Yeah, completely. And I’m so grateful. Now I teach and I take the role so seriously. For me, personally, I know so many people have these stories, so you have a lot of power as an educator, to be really thoughtful, and to take that responsibility seriously!

 

What are the things that are influencing you right now? 

I’m developing a new body of work for a show with Hashimoto Contemporary in New York. It’s been really all-consuming for the last few months. The catalyst was this book called Einstein’s Dreams by Alan Lightman. It’s a book of short stories where each story is a world in which time exists in a different way. It’s so magical. I read it in college, and it was one of those before-and-after books.

 

I was thinking about this one story in particular, where time is shaped in such a way that you only live for one rotation of the light.

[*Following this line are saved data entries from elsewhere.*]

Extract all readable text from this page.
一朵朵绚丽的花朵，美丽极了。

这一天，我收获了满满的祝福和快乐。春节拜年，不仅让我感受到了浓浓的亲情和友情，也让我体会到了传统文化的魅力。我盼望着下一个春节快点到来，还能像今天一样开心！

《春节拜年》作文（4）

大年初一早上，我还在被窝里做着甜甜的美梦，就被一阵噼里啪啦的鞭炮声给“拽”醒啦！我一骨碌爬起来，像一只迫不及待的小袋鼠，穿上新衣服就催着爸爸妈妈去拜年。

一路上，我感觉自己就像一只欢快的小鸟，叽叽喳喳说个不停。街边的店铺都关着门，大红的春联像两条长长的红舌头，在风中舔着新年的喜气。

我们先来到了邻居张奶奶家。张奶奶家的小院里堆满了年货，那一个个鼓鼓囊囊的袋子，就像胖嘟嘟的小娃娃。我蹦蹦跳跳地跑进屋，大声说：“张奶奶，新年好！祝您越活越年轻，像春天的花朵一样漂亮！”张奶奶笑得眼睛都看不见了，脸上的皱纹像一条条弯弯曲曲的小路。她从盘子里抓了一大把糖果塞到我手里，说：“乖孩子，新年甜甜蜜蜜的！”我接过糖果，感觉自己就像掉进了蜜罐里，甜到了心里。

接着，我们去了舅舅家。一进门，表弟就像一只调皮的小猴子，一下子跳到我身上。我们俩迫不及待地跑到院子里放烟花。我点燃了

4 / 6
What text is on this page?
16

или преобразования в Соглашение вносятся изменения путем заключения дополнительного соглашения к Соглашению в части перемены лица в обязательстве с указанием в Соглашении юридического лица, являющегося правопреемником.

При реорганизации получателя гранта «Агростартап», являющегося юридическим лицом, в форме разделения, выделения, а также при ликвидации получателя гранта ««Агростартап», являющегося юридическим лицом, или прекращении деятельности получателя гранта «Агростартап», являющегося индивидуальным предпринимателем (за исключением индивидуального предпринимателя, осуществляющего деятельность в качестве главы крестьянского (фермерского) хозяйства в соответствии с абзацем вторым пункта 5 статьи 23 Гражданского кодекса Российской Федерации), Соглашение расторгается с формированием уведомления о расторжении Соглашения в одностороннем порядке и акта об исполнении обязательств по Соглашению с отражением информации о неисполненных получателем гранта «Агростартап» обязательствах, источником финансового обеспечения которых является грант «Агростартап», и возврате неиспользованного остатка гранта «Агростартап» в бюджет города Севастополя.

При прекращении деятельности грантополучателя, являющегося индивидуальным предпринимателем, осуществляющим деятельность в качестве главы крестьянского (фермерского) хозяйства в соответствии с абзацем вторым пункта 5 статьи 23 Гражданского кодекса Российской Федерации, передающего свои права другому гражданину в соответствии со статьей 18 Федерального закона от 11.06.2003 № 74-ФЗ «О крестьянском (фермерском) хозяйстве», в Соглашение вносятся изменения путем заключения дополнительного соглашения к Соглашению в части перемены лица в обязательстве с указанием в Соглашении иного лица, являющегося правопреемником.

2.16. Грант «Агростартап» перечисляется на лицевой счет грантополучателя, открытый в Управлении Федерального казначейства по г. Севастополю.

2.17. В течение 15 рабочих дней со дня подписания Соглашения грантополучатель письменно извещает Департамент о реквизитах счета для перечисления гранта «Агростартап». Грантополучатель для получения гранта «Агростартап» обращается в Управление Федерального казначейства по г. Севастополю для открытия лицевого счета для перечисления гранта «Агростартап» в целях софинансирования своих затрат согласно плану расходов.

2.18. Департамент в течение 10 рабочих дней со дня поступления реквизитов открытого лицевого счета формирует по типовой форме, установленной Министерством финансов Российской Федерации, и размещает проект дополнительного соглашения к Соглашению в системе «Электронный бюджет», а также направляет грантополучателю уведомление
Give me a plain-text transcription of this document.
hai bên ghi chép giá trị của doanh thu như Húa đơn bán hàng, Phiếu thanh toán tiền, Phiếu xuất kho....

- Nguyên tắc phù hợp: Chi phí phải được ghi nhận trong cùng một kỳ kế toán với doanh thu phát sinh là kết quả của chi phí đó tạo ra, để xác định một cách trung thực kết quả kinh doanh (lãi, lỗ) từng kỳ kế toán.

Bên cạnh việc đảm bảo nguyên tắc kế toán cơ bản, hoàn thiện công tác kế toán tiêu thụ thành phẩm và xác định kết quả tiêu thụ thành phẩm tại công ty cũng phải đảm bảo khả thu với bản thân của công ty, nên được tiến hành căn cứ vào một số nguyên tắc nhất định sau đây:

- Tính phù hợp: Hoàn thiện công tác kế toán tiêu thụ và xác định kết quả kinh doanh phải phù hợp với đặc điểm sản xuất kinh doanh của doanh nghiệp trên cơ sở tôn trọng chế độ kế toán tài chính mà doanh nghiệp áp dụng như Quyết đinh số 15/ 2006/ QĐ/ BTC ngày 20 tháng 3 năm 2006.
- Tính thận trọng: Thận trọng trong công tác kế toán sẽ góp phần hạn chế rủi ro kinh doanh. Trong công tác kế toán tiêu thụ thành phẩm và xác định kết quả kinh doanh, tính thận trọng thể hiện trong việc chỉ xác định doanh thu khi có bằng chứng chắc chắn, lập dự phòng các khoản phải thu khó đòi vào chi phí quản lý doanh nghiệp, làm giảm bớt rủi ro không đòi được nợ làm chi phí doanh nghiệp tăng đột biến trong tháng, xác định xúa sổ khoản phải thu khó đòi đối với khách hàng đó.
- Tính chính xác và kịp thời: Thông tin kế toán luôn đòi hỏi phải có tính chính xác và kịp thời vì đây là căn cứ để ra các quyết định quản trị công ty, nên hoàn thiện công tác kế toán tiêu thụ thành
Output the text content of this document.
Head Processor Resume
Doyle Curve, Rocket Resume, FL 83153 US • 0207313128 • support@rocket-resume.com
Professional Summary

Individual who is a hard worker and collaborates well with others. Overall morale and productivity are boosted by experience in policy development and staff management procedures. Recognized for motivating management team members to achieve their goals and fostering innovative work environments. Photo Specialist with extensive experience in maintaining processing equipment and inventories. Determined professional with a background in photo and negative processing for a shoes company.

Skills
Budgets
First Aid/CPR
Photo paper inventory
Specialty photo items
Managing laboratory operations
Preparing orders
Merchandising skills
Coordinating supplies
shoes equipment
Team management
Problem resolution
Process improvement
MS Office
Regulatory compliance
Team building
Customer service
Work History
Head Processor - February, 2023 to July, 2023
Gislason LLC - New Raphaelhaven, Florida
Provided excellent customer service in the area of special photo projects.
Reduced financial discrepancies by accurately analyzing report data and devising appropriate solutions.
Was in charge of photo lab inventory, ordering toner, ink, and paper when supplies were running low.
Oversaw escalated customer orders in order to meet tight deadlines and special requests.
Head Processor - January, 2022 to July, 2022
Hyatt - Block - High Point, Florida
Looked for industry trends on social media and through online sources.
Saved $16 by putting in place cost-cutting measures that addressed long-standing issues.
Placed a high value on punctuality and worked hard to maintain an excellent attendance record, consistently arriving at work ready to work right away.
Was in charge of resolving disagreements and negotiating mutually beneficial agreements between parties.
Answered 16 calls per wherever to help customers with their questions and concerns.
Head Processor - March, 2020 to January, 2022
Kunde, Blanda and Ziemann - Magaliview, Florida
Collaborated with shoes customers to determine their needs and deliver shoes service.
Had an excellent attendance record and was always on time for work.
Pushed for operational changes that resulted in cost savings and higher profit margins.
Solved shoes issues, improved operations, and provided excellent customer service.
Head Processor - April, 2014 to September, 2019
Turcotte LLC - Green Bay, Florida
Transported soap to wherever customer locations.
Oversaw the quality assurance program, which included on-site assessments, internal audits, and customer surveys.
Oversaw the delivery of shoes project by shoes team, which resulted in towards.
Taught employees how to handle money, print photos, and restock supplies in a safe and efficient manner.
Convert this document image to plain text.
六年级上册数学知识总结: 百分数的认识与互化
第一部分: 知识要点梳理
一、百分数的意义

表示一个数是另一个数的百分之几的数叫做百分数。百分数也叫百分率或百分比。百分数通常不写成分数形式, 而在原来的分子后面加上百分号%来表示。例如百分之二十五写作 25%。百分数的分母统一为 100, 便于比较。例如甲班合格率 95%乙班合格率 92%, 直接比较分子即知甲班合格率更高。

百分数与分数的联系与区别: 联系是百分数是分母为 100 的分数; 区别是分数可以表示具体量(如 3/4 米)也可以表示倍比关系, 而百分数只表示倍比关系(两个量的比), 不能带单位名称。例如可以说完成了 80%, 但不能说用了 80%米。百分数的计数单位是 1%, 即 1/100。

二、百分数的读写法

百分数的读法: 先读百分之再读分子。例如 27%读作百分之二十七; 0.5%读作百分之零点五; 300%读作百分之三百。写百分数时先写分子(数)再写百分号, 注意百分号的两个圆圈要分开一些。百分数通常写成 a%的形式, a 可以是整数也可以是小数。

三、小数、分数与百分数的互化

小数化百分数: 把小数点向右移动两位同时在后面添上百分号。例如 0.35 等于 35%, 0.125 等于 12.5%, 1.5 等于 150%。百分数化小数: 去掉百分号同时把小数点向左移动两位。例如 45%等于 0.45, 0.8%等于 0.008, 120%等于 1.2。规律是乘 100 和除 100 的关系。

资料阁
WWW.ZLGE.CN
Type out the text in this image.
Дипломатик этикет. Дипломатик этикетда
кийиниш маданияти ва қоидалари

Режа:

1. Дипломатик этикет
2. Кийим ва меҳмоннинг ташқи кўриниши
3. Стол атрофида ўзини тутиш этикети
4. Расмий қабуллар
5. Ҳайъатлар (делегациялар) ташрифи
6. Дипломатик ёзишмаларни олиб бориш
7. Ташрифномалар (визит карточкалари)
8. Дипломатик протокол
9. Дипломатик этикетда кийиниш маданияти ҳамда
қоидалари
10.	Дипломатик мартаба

So if you’re born in the morning, you live 24 hours worth of light—but you live a full lifetime. And I was also thinking about Plato’s “Allegory of the Cave”, one of his writings, where there’s a group of people who are chained in a cave and can only stare at the wall ahead of them. So, they can only know the world through shadows and only through projections of the world happening behind them. One person escapes and sees the world in real life, so there’s the experience of “What is knowledge? What is truth?”

 

There’s also a forever favorite, Italo Calvino. He has a collection of short stories called Cosmicomics, that start with some scientific facts about the origins of the universe. But then he goes on to write this bizarre magical, fictionalized short story about the origin of the universe. So, in thinking about those things, this body of work is two communities of women—one who was born in the night and one who was born in the light, and they’re trying to record the life that they know. They’re chasing shadows, they’re measuring the tides, they’re observing the sensory experience of trying to understand the light because it’s leaving and going to pass on soon. 

 

Genevieve Cohn’s solo show at Hashimoto Contemporary, Tracing Shadows, will be on view through December 10, 2022 in NYC.